少年の名は遠野優利。ピチピチの男子中学2年生である。


「はぁ〜 何であんなに朝早くから体を動かせるんだろう・・・」


優利は窓の外を見ながら小さな声で呟いた。普段から運動をしない優利にとって、朝のランニングは理解に苦しむものであった。


バンッ!!


「おはよう!!」


突如、背中側のドアが激しく開けられたかと思いきや緑色のジャージ姿の屈強な男が扉の向こうからバカでかい声で挨拶をしてきた。


「あっ、、 お、おはようございます・・・」


優利は男の挨拶に一瞬驚いたが一応たどたどしい隠キャ挨拶を返した。


「君が今日から職場体験をする遠野優利くんだね?」


「あっ、、はい」


「あれ元気ないね?あと会話の前に『あ』ってつけるのやめようか」


「あっ すみません、、」


「ほらまた言った!とりあえず肩の力抜いてさ!元気だして行こうよ!」


(うわーちょっとこの人苦手だな、、)


優利は男と出会って数分もしないうちに男に対して苦手意識を持った。隠か陽と言われれば隠に属するタイプの優利にとって緑色ジャージの男のように声がデカく喧しいタイプの人間は対応に困るのだ。

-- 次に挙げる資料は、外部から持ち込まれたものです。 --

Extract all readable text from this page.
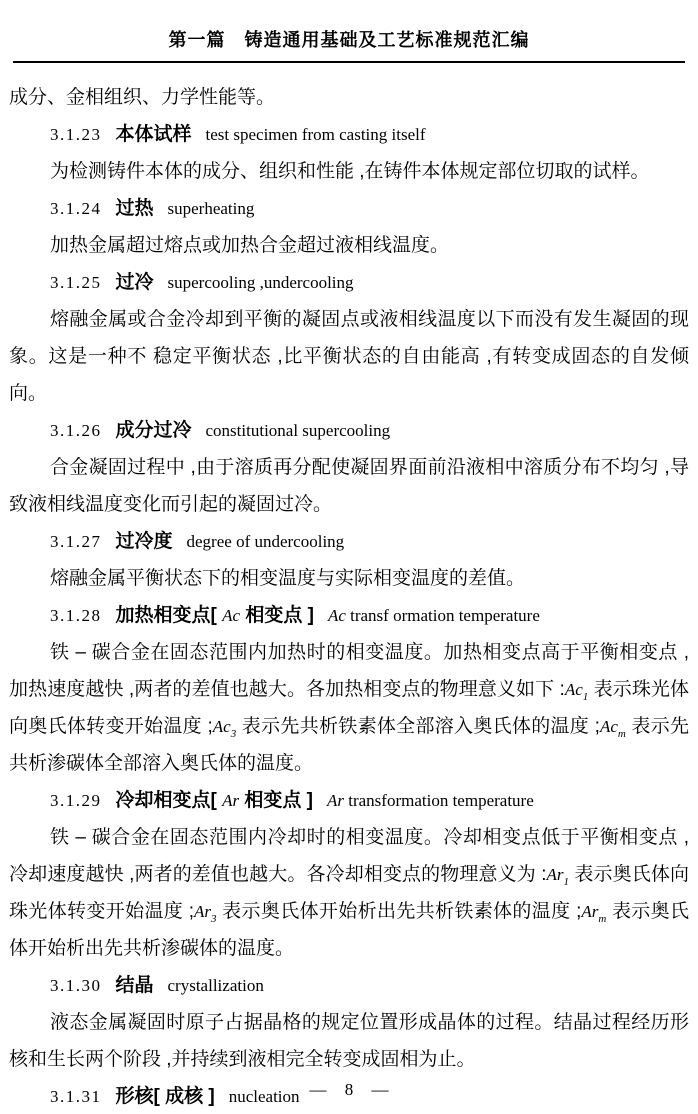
第一篇　铸造通用基础及工艺标准规范汇编
成分、金相组织、力学性能等。
3.1.23 本体试样 test specimen from casting itself
为检测铸件本体的成分、组织和性能 ,在铸件本体规定部位切取的试样。
3.1.24 过热 superheating
加热金属超过熔点或加热合金超过液相线温度。
3.1.25 过冷 supercooling ,undercooling
熔融金属或合金冷却到平衡的凝固点或液相线温度以下而没有发生凝固的现象。这是一种不 稳定平衡状态 ,比平衡状态的自由能高 ,有转变成固态的自发倾向。
3.1.26 成分过冷 constitutional supercooling
合金凝固过程中 ,由于溶质再分配使凝固界面前沿液相中溶质分布不均匀 ,导致液相线温度变化而引起的凝固过冷。
3.1.27 过冷度 degree of undercooling
熔融金属平衡状态下的相变温度与实际相变温度的差值。
3.1.28 加热相变点[ Ac 相变点 ] Ac transf ormation temperature
铁 – 碳合金在固态范围内加热时的相变温度。加热相变点高于平衡相变点 ,加热速度越快 ,两者的差值也越大。各加热相变点的物理意义如下 $:Ac_1$ 表示珠光体向奥氏体转变开始温度 $;Ac_3$ 表示先共析铁素体全部溶入奥氏体的温度 $;Ac_m$ 表示先共析渗碳体全部溶入奥氏体的温度。
3.1.29 冷却相变点[ Ar 相变点 ] Ar transformation temperature
铁 – 碳合金在固态范围内冷却时的相变温度。冷却相变点低于平衡相变点 ,冷却速度越快 ,两者的差值也越大。各冷却相变点的物理意义为 $:Ar_1$ 表示奥氏体向珠光体转变开始温度 $;Ar_3$ 表示奥氏体开始析出先共析铁素体的温度 $;Ar_m$ 表示奥氏体开始析出先共析渗碳体的温度。
3.1.30 结晶 crystallization
液态金属凝固时原子占据晶格的规定位置形成晶体的过程。结晶过程经历形核和生长两个阶段 ,并持续到液相完全转变成固相为止。
3.1.31 形核[ 成核 ] nucleation — 8 —
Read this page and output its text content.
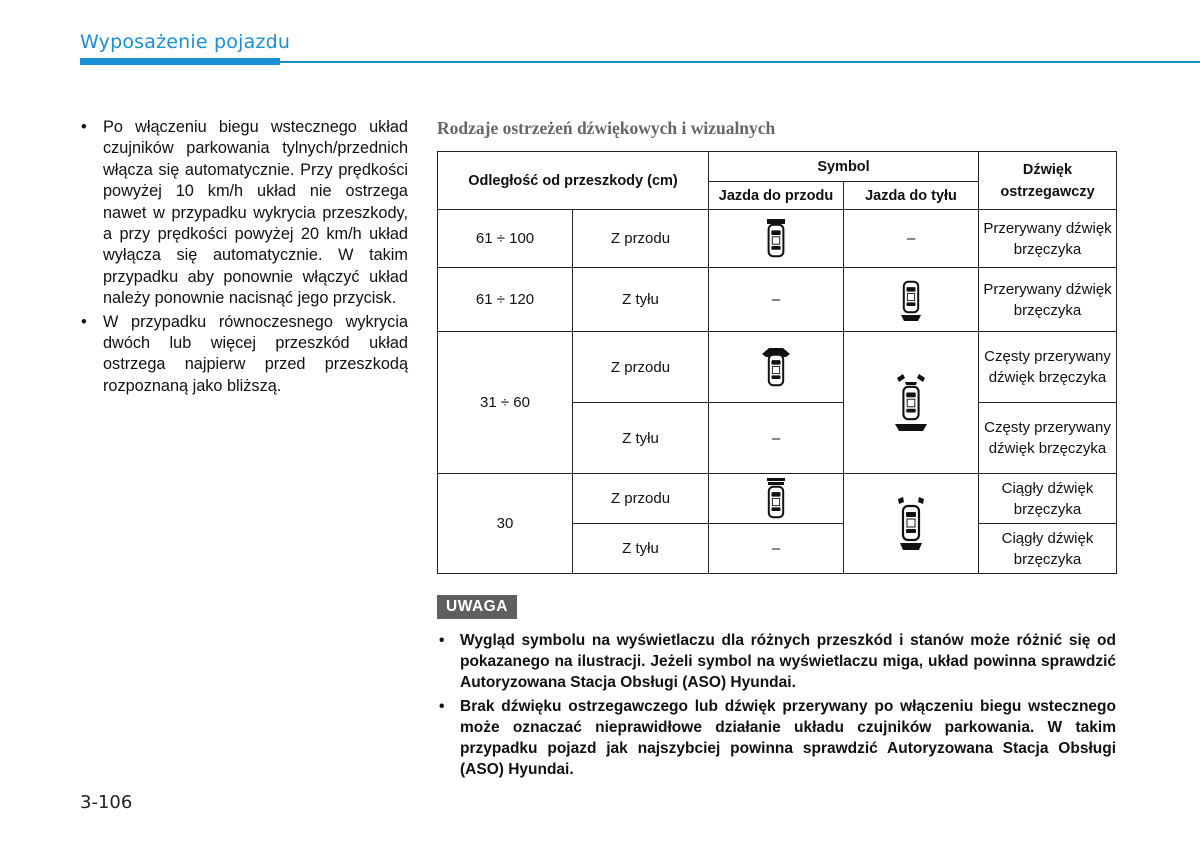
Wyposażenie pojazdu
• Po włączeniu biegu wstecznego układ czujników parkowania tylnych/przednich włącza się automatycznie. Przy prędkości powyżej 10 km/h układ nie ostrzega nawet w przypadku wykrycia przeszkody, a przy prędkości powyżej 20 km/h układ wyłącza się automatycznie. W takim przypadku aby ponownie włączyć układ należy ponownie nacisnąć jego przycisk.
• W przypadku równoczesnego wykrycia dwóch lub więcej przeszkód układ ostrzega najpierw przed przeszkodą rozpoznaną jako bliższą.
Rodzaje ostrzeżeń dźwiękowych i wizualnych
Odległość od przeszkody (cm)		Symbol		Dźwięk ostrzegawczy
		Jazda do przodu	Jazda do tyłu	
61 ÷ 100	Z przodu		–	Przerywany dźwięk brzęczyka
61 ÷ 120	Z tyłu	–		Przerywany dźwięk brzęczyka
31 ÷ 60	Z przodu			Częsty przerywany dźwięk brzęczyka
	Z tyłu	–		Częsty przerywany dźwięk brzęczyka
30	Z przodu			Ciągły dźwięk brzęczyka
	Z tyłu	–		Ciągły dźwięk brzęczyka
UWAGA
• Wygląd symbolu na wyświetlaczu dla różnych przeszkód i stanów może różnić się od pokazanego na ilustracji. Jeżeli symbol na wyświetlaczu miga, układ powinna sprawdzić Autoryzowana Stacja Obsługi (ASO) Hyundai.
• Brak dźwięku ostrzegawczego lub dźwięk przerywany po włączeniu biegu wstecznego może oznaczać nieprawidłowe działanie układu czujników parkowania. W takim przypadku pojazd jak najszybciej powinna sprawdzić Autoryzowana Stacja Obsługi (ASO) Hyundai.
3-106
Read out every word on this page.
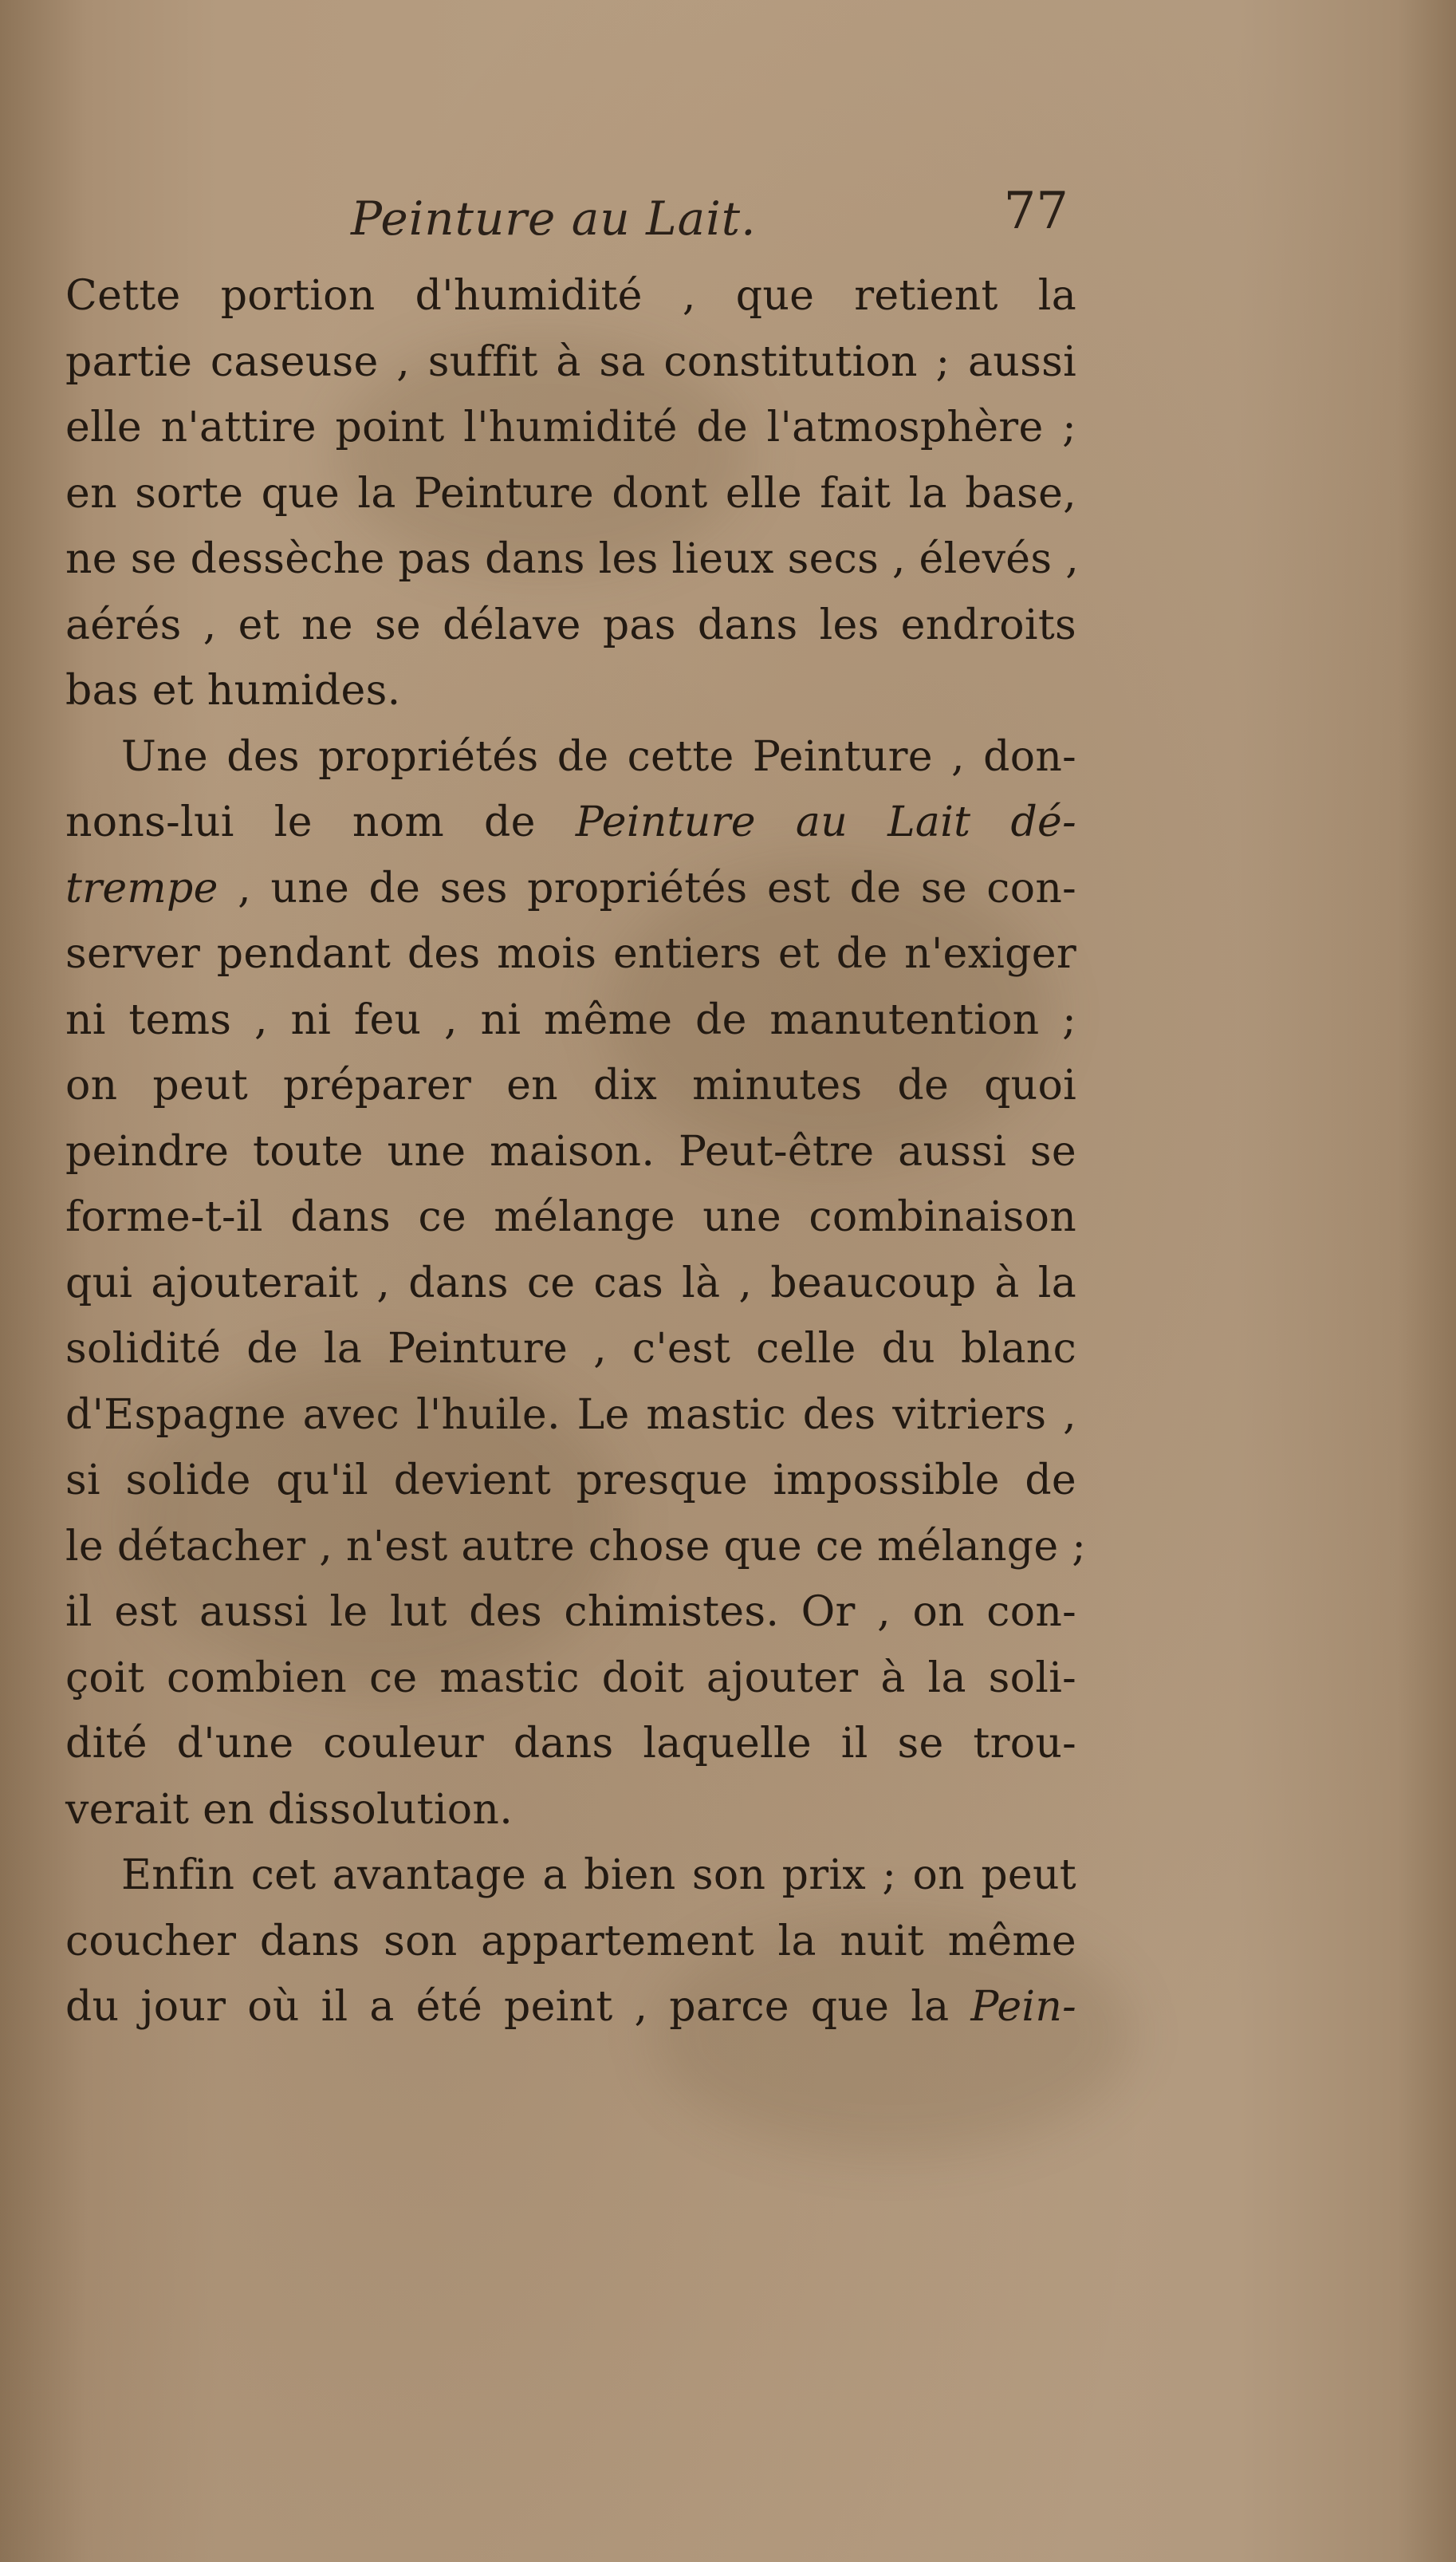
Peinture au Lait.	77
Cette portion d'humidité , que retient la
partie caseuse , suffit à sa constitution ; aussi
elle n'attire point l'humidité de l'atmosphère ;
en sorte que la Peinture dont elle fait la base,
ne se dessèche pas dans les lieux secs , élevés ,
aérés , et ne se délave pas dans les endroits
bas et humides.
Une des propriétés de cette Peinture , don-
nons-lui le nom de Peinture au Lait dé-
trempe , une de ses propriétés est de se con-
server pendant des mois entiers et de n'exiger
ni tems , ni feu , ni même de manutention ;
on peut préparer en dix minutes de quoi
peindre toute une maison. Peut-être aussi se
forme-t-il dans ce mélange une combinaison
qui ajouterait , dans ce cas là , beaucoup à la
solidité de la Peinture , c'est celle du blanc
d'Espagne avec l'huile. Le mastic des vitriers ,
si solide qu'il devient presque impossible de
le détacher , n'est autre chose que ce mélange ;
il est aussi le lut des chimistes. Or , on con-
çoit combien ce mastic doit ajouter à la soli-
dité d'une couleur dans laquelle il se trou-
verait en dissolution.
Enfin cet avantage a bien son prix ; on peut
coucher dans son appartement la nuit même
du jour où il a été peint , parce que la Pein-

「まぁ、これから優利くんと僕は5日間という短い期間ではあるけど常に一緒に行動するからさ!楽しくやって行こうよ!」


「、、はい よろしく、、お願いしましゅ!」


優利は最初に『あ』と言わないように気をつけて話したが緊張したのか語尾を見事に噛んでしまった。


「・・・・・・」


優利は一瞬で顔が暑くなるのを感じた。それと同時に隠すように顔を俯かせた。


「ハハハ! いい返事じゃないか! 元気があって非常によろしい!」


男はにこやかにそう言ったが優利はフォローされることで、さらに恥ずかしい気持ちで頭がいっぱいになった。



◇◆◇◆◇◆◇◆◇◆◇◆◇◆◇



男に出会ってから20分後、優利は男に小部屋へと連れてこられた。部屋はコンクリート壁に囲まれたシンプルな作りで部屋の中には4つの金属製二段ベッドが綺麗に並んでいた。そして、部屋の中央には優利よりも大きな段ボールが置かれていた。


「じゃあ優利くん!服脱ごうか?」


「へっ?」


男からのいきなりの誘い(?)に動揺した優利は間抜けな返事をしてしまう。


「いやいや これから自衛隊で職場体験するなら戦闘服に着替えるんだよ」


「あっ・・・」


そういうことは初めから言って欲しいと思った優利だったが意見するのもめんどくさいので自分の着るべき戦闘服をキョロキョロと部屋を見渡して探す。


「優利くんの戦闘服なら右のロッカーにあるよ!」


男にそう言われて優利が右を向くと細長い金属製のロッカーがあることに気づく。ロッカーをよく見てみると遠野と書かれた紙がロッカーの中央に貼り付けられていた。


「そのロッカーには優利くんが職場体験で使う装備や服が入っているから!あとここにいる間はそのロッカーは自由に使っていいからね!さぁ着替えて着替えて!」


「わ、わかりました!」


優利はロッカーに手をかけて扉を開いた。中にはハンガーで吊るされた迷彩柄の戦闘服、黒いブーツ、迷彩柄の帽子、その他マガジン入れ、サスペンダーといった装備が置かれていた。優利は特にミリタリー好きという訳でもなかったが、それらの装備を目の前にすると男心がくすぐられ目を輝かせた。


「おー少年!こういうの好きか!」


男は優利の反応を見るや嬉しそうに問いかけた。しかし、優利は思春期真っ只中の男の子であり、このように聞かれることが気恥ずかしく感じた。


「いやー 普通です・・」


「そうかそうか好きか!!男の子だなー!」


この男に話は通じないのかと優利は思ったが、これ以上話しても無駄と悟ったのか少し斜め左を見て愛想笑いを浮かべるだけにした。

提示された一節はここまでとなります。